Apple, in response, denied any collaboration with governments to insert backdoors into its products, stating that it never has and never will engage in such activities.

Regarding the specific vulnerabilities, Apple acknowledged the existence of two Kernel and WebKit vulnerabilities (CVE-2023-32434 and CVE-2023-32435) exploited in the attacks, noting that they may have been actively exploited against iOS versions released prior to iOS 15.7. Additionally, Apple recently addressed a WebKit zero-day (CVE-2023-32439) that could allow attackers to execute arbitrary code on unpatched devices. CISA has also identified this vulnerability as actively exploited.

The range of affected devices is extensive, encompassing both older and newer models, including iPhones, iPads, Macs, and Apple Watches.

In response to the threats, Apple has issued threat notifications to customers targeted in state-sponsored attacks, shortly after patching the zero-days used to deploy the Triangulation spyware. The exact incidents related to these new warnings remain unclear.

Apart from the iPhone vulnerabilities, CISA has added other critical vulnerabilities to its known exploited vulnerabilities (KEV) list. This includes a pre-authentication command injection bug (CVE-2023-27992) affecting unpatched Network-Attached Storage (NAS) devices. Zyxel, a manufacturer of NAS devices, has already advised customers to enhance the security of their systems following recent Mirai-based botnet attacks on Zyxel firewalls and VPN products.

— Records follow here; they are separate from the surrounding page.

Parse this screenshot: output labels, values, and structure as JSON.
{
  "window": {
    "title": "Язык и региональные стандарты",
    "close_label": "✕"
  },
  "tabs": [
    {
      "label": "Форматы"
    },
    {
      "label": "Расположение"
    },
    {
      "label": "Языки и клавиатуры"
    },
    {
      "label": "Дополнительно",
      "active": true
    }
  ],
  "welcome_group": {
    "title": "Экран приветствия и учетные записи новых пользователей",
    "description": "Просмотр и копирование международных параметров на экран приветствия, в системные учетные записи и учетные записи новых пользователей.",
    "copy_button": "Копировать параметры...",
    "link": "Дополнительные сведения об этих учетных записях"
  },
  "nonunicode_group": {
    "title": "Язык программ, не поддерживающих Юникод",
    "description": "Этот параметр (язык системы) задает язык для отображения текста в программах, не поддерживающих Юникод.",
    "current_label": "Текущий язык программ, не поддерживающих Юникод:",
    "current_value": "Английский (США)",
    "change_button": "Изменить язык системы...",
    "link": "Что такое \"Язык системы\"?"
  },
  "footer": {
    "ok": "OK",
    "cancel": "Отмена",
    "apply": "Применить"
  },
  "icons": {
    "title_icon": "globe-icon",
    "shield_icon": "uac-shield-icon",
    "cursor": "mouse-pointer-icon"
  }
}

CISA’s KEV catalog also features a VMware ESXi vulnerability (CVE-2023-20867) exploited by a Chinese-backed hacking group (UNC3886) to backdoor Windows and Linux virtual machines in data theft attacks.

Federal agencies within the U.S. Federal Civilian Executive Branch (FCEB) have been instructed to address all security vulnerabilities listed in CISA’s KEV catalog. While this directive primarily applies to federal agencies, private companies are strongly advised to prioritize addressing the vulnerabilities outlined in CISA’s KEV list, as they are known to be exploited in attacks.